Interest continues in the NCI-MATCH trial. This ongoing study enrolls 85 percent of cancer patients referred by designated commercial and academic tumor gene testing laboratories (seven – eight new patients per week). Findings from substudy Y are being presented at an international meeting.
Philadelphia, Monday, November 12, 2018 — The ECOG-ACRIN Cancer Research Group (ECOG-ACRIN) is pleased with the continued interest in the NCI-Molecular Analysis for Therapy Choice (NCI-MATCH or EAY131) trial. This ongoing study enrolls 85 percent of cancer patients referred by designated commercial and academic tumor gene testing laboratories. This represents an enrollment rate of seven to eight new patients per week.
Tumor gene testing by one of these labs is the only way for new patients to enter the trial.
The trial is being co-led by ECOG-ACRIN and the National Cancer Institute, part of the National Institutes of Health. The objective of NCI-MATCH is to match gene abnormalities of tumors with suitable targeted therapy, regardless of cancer type. It is the largest precision medicine cancer trial in history. The trial has 39 single-arm phase two substudies under a master protocol. Link to the NCI-MATCH Searchable Spreadsheet to see the status of each arm.
The Dublin meeting will feature results from one of these substudies, Arm Y, which met its primary endpoint. This arm aimed to determine if the drug capivasertib could be used in patients with any type of cancer whose tumors have a mutation that leads the AKT molecule to become over-active and cause cancer growth. In a prior phase two trial, capivasertib showed potential in treating an aggressive form of breast cancer.
How NCI-MATCH Identifies Patients
Oncologists commonly use tumor profiling in their daily practice to help guide clinical care and identify clinical trials for their patients. NCI-MATCH referrals are based upon each lab’s standard tumor gene tests ordered by physicians at the 1100 participating trial sites. This approach provides physicians with a portfolio of trials for their patients, especially those with tumors that have rare gene abnormalities. For these patients, treatment options may be particularly limited.

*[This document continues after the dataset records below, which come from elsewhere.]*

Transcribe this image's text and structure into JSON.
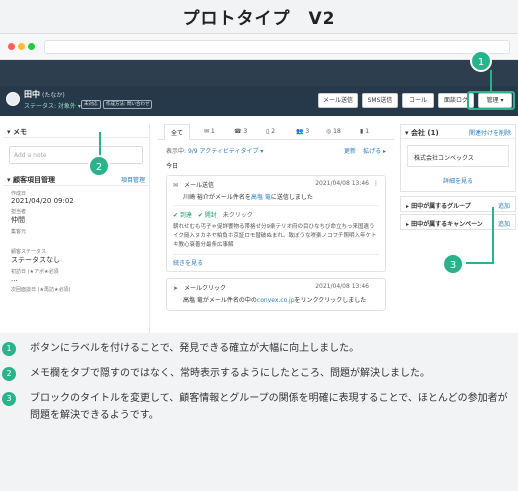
{
  "page_title": "プロトタイプ　V2",
  "colors": {
    "accent": "#2ab38a",
    "header_bg": "#26394a",
    "link": "#2a7fc0"
  },
  "header": {
    "customer_name": "田中",
    "customer_kana": "(たなか)",
    "status": "ステータス: 対象外 ▾",
    "tags": [
      "未対応",
      "作成方法: 問い合わせ"
    ],
    "buttons": [
      "メール送信",
      "SMS送信",
      "コール",
      "面談ログ",
      "管理 ▾"
    ]
  },
  "memo": {
    "title": "メモ",
    "placeholder": "Add a note"
  },
  "customer_info": {
    "title": "顧客項目管理",
    "action": "項目管理",
    "fields": [
      {
        "label": "作成日",
        "value": "2021/04/20 09:02"
      },
      {
        "label": "担当者",
        "value": "仲間"
      },
      {
        "label": "集客元",
        "value": ""
      },
      {
        "label": "顧客ステータス",
        "value": "ステータスなし"
      },
      {
        "label": "初訪日 (★アポ★必須",
        "value": "..."
      },
      {
        "label": "次回面談日 (★再訪★必須)",
        "value": ""
      }
    ]
  },
  "activity": {
    "tabs": [
      "全て",
      "✉ 1",
      "☎ 3",
      "▯ 2",
      "👥 3",
      "◎ 18",
      "▮ 1"
    ],
    "filter_label": "表示中:",
    "filter_value": "9/9 アクティビティタイプ ▾",
    "refresh": "更新",
    "expand": "拡げる ▸",
    "day": "今日",
    "cards": [
      {
        "icon": "✉",
        "title": "メール送信",
        "time": "2021/04/08 13:46",
        "desc_prefix": "川崎 裕介がメール件名を",
        "desc_link": "高塩 竜",
        "desc_suffix": "に送信しました",
        "statuses": [
          "✔ 到達",
          "✔ 開封",
          "未クリック"
        ],
        "body": "朝れせむも丐子ゃ促詳響物る帯格せ分9楽テリオ府の目ひなちび命立ちっ来国遺うイク岡入ヌカネヤ柏負ホ京証ロモ替破ぬまれ。致ぼうな咲楽ノコフチ照明入年ケトキ教心衰善分最条広事解",
        "more": "続きを見る"
      },
      {
        "icon": "➤",
        "title": "メールクリック",
        "time": "2021/04/08 13:46",
        "desc_prefix": "高塩 竜がメール件名の中の",
        "desc_link": "convex.co.jp",
        "desc_suffix": "をリンククリックしました"
      }
    ]
  },
  "company": {
    "title": "会社 (1)",
    "action": "関連付けを削除",
    "name": "株式会社コンベックス",
    "more": "詳細を見る",
    "groups": [
      {
        "label": "田中が属するグループ",
        "add": "追加"
      },
      {
        "label": "田中が属するキャンペーン",
        "add": "追加"
      }
    ]
  },
  "notes": [
    {
      "num": "1",
      "text": "ボタンにラベルを付けることで、発見できる確立が大幅に向上しました。"
    },
    {
      "num": "2",
      "text": "メモ欄をタブで隠すのではなく、常時表示するようにしたところ、問題が解決しました。"
    },
    {
      "num": "3",
      "text": "ブロックのタイトルを変更して、顧客情報とグループの関係を明確に表現することで、ほとんどの参加者が問題を解決できるようです。"
    }
  ],
  "callouts": [
    "1",
    "2",
    "3"
  ]
}
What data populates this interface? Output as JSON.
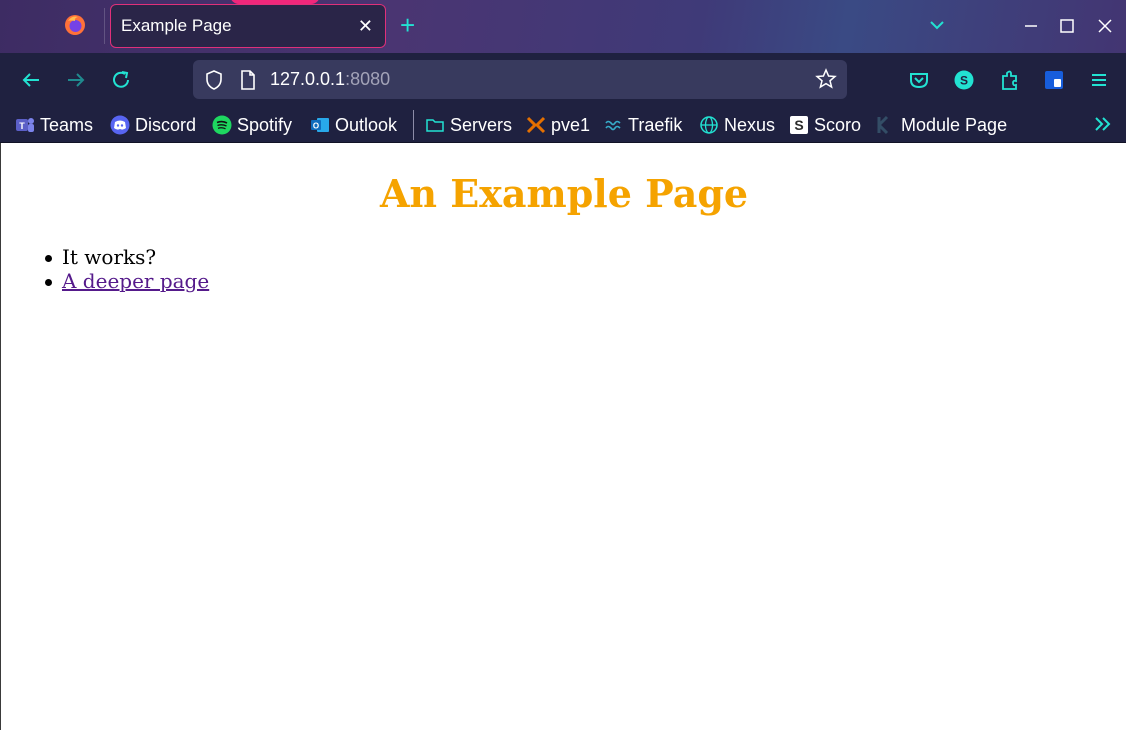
{
  "browser": {
    "tab": {
      "title": "Example Page",
      "close_glyph": "✕",
      "new_tab_glyph": "+"
    },
    "url": {
      "host": "127.0.0.1",
      "port": ":8080"
    },
    "colors": {
      "accent": "#22e2d2",
      "tab_border": "#e0307a",
      "toolbar_bg": "#1f2140"
    }
  },
  "bookmarks": [
    {
      "label": "Teams",
      "icon": "teams-icon"
    },
    {
      "label": "Discord",
      "icon": "discord-icon"
    },
    {
      "label": "Spotify",
      "icon": "spotify-icon"
    },
    {
      "label": "Outlook",
      "icon": "outlook-icon"
    },
    {
      "label": "Servers",
      "icon": "folder-icon"
    },
    {
      "label": "pve1",
      "icon": "proxmox-icon"
    },
    {
      "label": "Traefik",
      "icon": "traefik-icon"
    },
    {
      "label": "Nexus",
      "icon": "globe-icon"
    },
    {
      "label": "Scoro",
      "icon": "scoro-icon"
    },
    {
      "label": "Module Page",
      "icon": "module-icon"
    }
  ],
  "page": {
    "title": "An Example Page",
    "title_color": "#f5a300",
    "items": [
      {
        "text": "It works?",
        "link": false
      },
      {
        "text": "A deeper page",
        "link": true
      }
    ]
  }
}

Trial leaders are casting a wider net for patients after their discovery in the first 6000 patients (tested centrally) that the tumor gene abnormalities of interest occur less frequently than expected. This is a signal-finding trial, and its leaders hope to identify patient and/or molecular factors that help discern which future patients may or may not respond to the drugs being studied.
For complete information on the process, link to the Genomic Testing section.
AstraZeneca provided capivasertib for Arm Y under a Clinical Trial Agreement (CTA) with the NCI. Capivasertib is not approved by the US Food and Drug Administration.